At that time I asked for the government's response to the information that close to 5,000 seniors in the city of Winnipeg and in the province of Manitoba were going to lose their housing because of the government's failure—in fact, its deliberate choice—not to renew housing agreements and sustain subsidies. Many of these house seniors in particular in Manitoba. The response I got back was, “Don't worry; everything is okay. We are renewing housing agreements.” Those housing agreements do not, will not, and have not sustained or secured those seniors' future. In fact, it has all been put at risk, and that is wrong.
My question also talked about the fact that infrastructure dollars, which amounted to $2 billion just a few years ago, have been reduced to about $210 million over the last calendar year. This constitutes a 90% cut to infrastructure spending in this country, in particular for municipalities.
I was on a television panel with the Parliamentary Secretary for Infrastructure and Communities, who said, “No, that's not true. Money is being delivered.” However, I was on that panel with six other mayors across Canada—the mayors of Vancouver, Calgary, Winnipeg, Toronto, Montreal, and Mississauga—and they all confirmed that their infrastructure allotment from the federal government last year was zero dollars. In fact, the parliamentary secretary's own riding, which contains the city of Kitchener, not only received zero dollars in 2014 but also received zero dollars in 2013 as well, and because of the delay in the budget, it is now in a position to get zero dollars this year. The government is missing in action.
As I said, the response I got back from the minister of social development at the time was that a federal project in a part of my riding that I used to represent on city council went over budget. Somehow she blamed a local councillor for a federal program going over budget when it was her department that allocated the money and signed off on the budget allocation. How that happened is beyond me. Her department spends money, and I get blamed because her department does not do due diligence and check its books. That is a new kind of accountability model, I guess, in Canada: the federal government chooses how to spend the money and then blames local politicians when things go wrong, as opposed to taking responsibility.

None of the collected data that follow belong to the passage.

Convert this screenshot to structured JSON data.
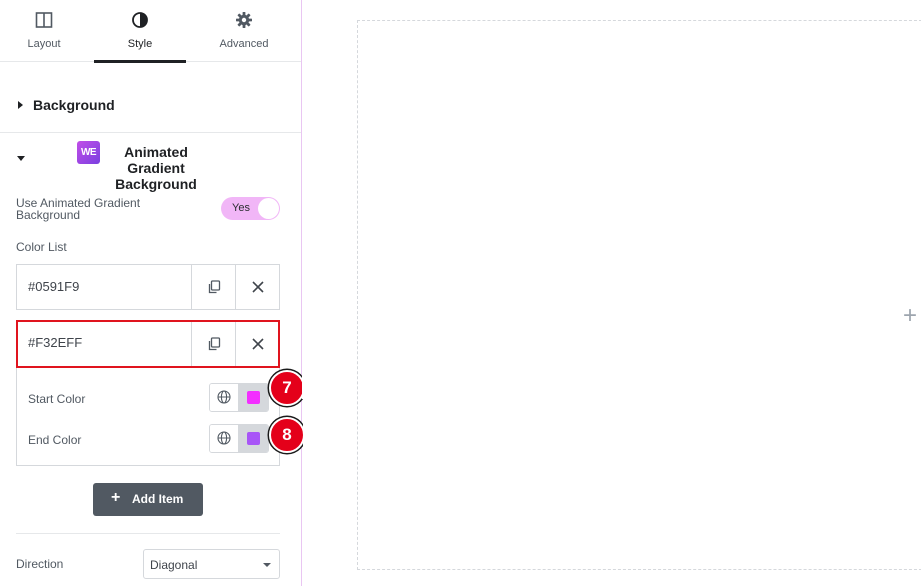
{
  "tabs": [
    {
      "label": "Layout",
      "icon": "layout-icon"
    },
    {
      "label": "Style",
      "icon": "style-icon",
      "active": true
    },
    {
      "label": "Advanced",
      "icon": "gear-icon"
    }
  ],
  "sections": {
    "background": {
      "title": "Background"
    },
    "animated_gradient": {
      "title": "Animated Gradient Background",
      "logo_text": "WE"
    }
  },
  "controls": {
    "use_animated": {
      "label": "Use Animated Gradient Background",
      "value": "Yes"
    },
    "color_list": {
      "label": "Color List",
      "items": [
        {
          "title": "#0591F9"
        },
        {
          "title": "#F32EFF"
        }
      ]
    },
    "start_color": {
      "label": "Start Color",
      "swatch": "#f32eff"
    },
    "end_color": {
      "label": "End Color",
      "swatch": "#a855f7"
    },
    "add_item": {
      "label": "Add Item"
    },
    "direction": {
      "label": "Direction",
      "value": "Diagonal"
    }
  },
  "markers": [
    "7",
    "8"
  ],
  "colors": {
    "accent": "#e9c6f2",
    "toggle_on": "#f1b6f7",
    "active_border": "#e0141e",
    "marker": "#e4001a",
    "button": "#515962"
  }
}
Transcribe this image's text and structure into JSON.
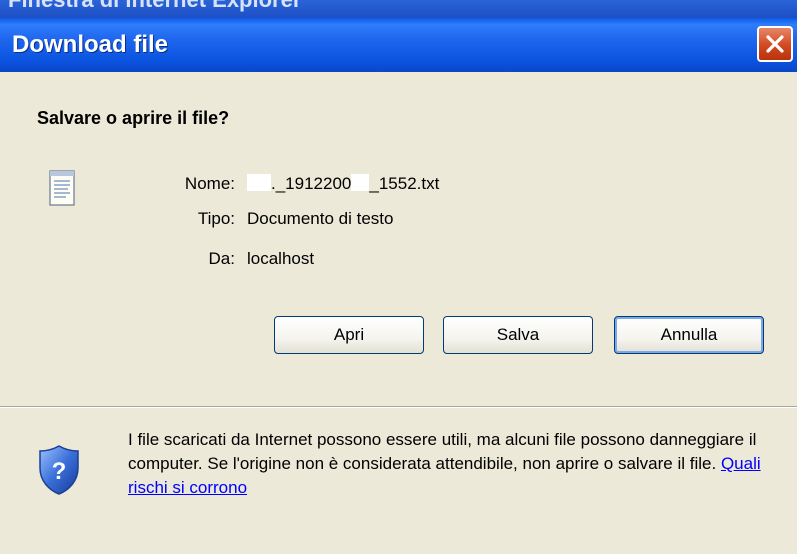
{
  "background_window": {
    "title_fragment": "Finestra di Internet Explorer"
  },
  "dialog": {
    "title": "Download file",
    "question": "Salvare o aprire il file?",
    "file": {
      "name_label": "Nome:",
      "name_prefix": "._1912200",
      "name_suffix": "_1552.txt",
      "type_label": "Tipo:",
      "type_value": "Documento di testo",
      "from_label": "Da:",
      "from_value": "localhost"
    },
    "buttons": {
      "open": "Apri",
      "save": "Salva",
      "cancel": "Annulla"
    },
    "warning": {
      "text": "I file scaricati da Internet possono essere utili, ma alcuni file possono danneggiare il computer. Se l'origine non è considerata attendibile, non aprire o salvare il file.",
      "link": "Quali rischi si corrono"
    }
  },
  "colors": {
    "titlebar": "#0a53df",
    "dialog_bg": "#ECE9D8",
    "close_button": "#d2491f",
    "link": "#0000ff"
  },
  "icons": [
    "close-icon",
    "text-file-icon",
    "security-shield-icon"
  ]
}
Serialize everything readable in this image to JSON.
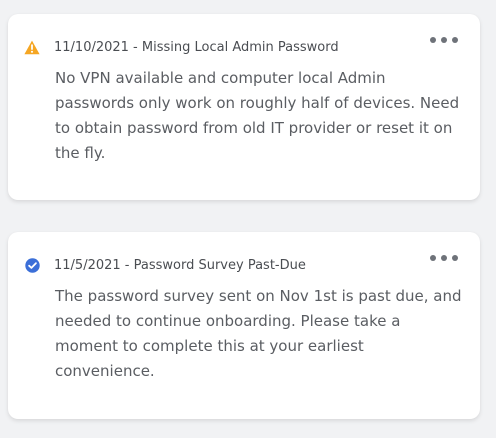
{
  "notifications": [
    {
      "icon": "warning-triangle-icon",
      "icon_color": "#f5a623",
      "title": "11/10/2021 - Missing Local Admin Password",
      "body": "No VPN available and computer local Admin passwords only work on roughly half of devices. Need to obtain password from old IT provider or reset it on the fly."
    },
    {
      "icon": "check-circle-icon",
      "icon_color": "#3b6fd8",
      "title": "11/5/2021 - Password Survey Past-Due",
      "body": "The password survey sent on Nov 1st is past due, and needed to continue onboarding. Please take a moment to complete this at your earliest convenience."
    }
  ]
}
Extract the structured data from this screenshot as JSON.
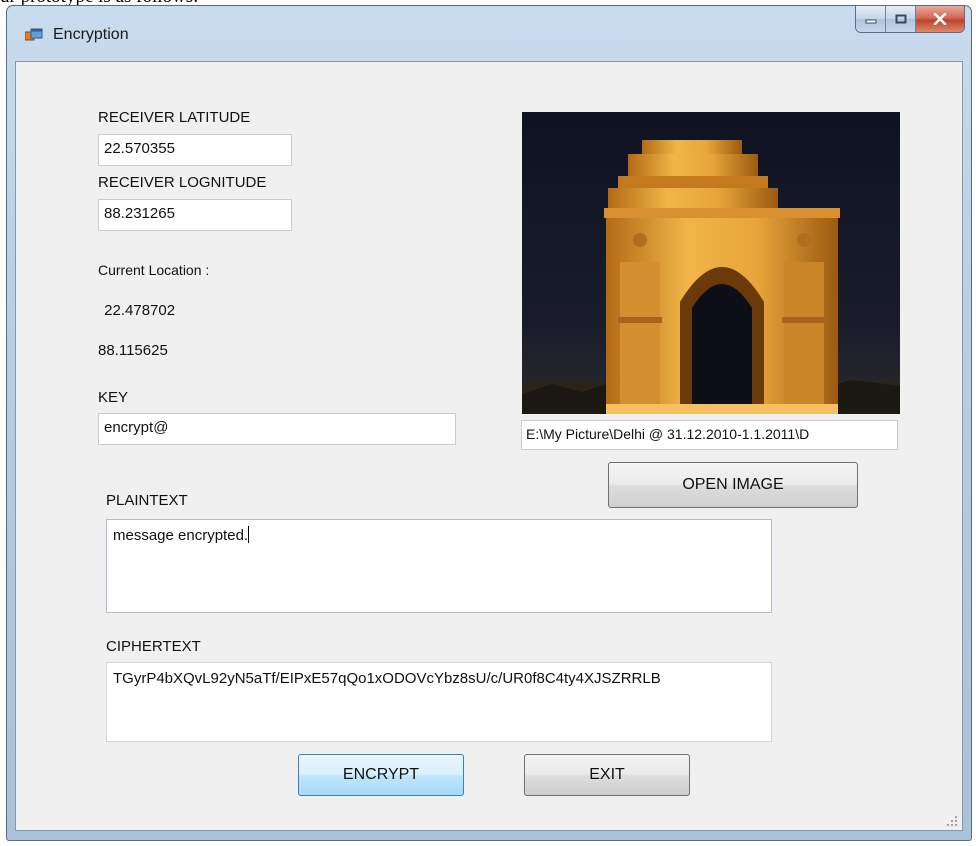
{
  "document_snippet": "ur prototype is as follows:",
  "window": {
    "title": "Encryption",
    "app_icon": "form-icon",
    "caption_buttons": [
      "minimize-icon",
      "maximize-icon",
      "close-icon"
    ]
  },
  "form": {
    "receiver_latitude": {
      "label": "RECEIVER LATITUDE",
      "value": "22.570355"
    },
    "receiver_longitude": {
      "label": "RECEIVER LOGNITUDE",
      "value": "88.231265"
    },
    "current_location": {
      "label": "Current Location :",
      "latitude": " 22.478702",
      "longitude": "88.115625"
    },
    "key": {
      "label": "KEY",
      "value": "encrypt@"
    },
    "image_path": "E:\\My Picture\\Delhi @ 31.12.2010-1.1.2011\\D",
    "open_image_button": "OPEN IMAGE",
    "plaintext": {
      "label": "PLAINTEXT",
      "value": "message encrypted."
    },
    "ciphertext": {
      "label": "CIPHERTEXT",
      "value": "TGyrP4bXQvL92yN5aTf/EIPxE57qQo1xODOVcYbz8sU/c/UR0f8C4ty4XJSZRRLB"
    },
    "encrypt_button": "ENCRYPT",
    "exit_button": "EXIT",
    "picture": "india-gate-night-photo"
  },
  "colors": {
    "client_background": "#f0f0f0",
    "titlebar": "#b9cfe5",
    "close_button": "#c8452d",
    "default_button": "#bee6fd"
  }
}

On the infrastructure file, it is absolutely clear that the current government has cut infrastructure spending for municipalities by 90% this year. It was $2 billion two years ago and it is $210 million this year. While the Conservatives talk about an extended program over 10 years and the fact that it is the largest in Canada, what they do not explain to Canadians is that it is back-end loaded, which means that there was no money last year and, because the budget has been delayed even as city councils across the country are setting their own budgets, there is no money this year. When we couple that with the fact that they have pulled out of housing agreements across this country, people in Winnipeg and Toronto are looking at waiting lists that are growing longer and repair bills that are getting higher, and they do not have a federal government as a partner.
My question is a very simple one. Will the government commit to renewing the housing agreements and the subsidies for people in Manitoba and will it increase infrastructure spending in this year's budget?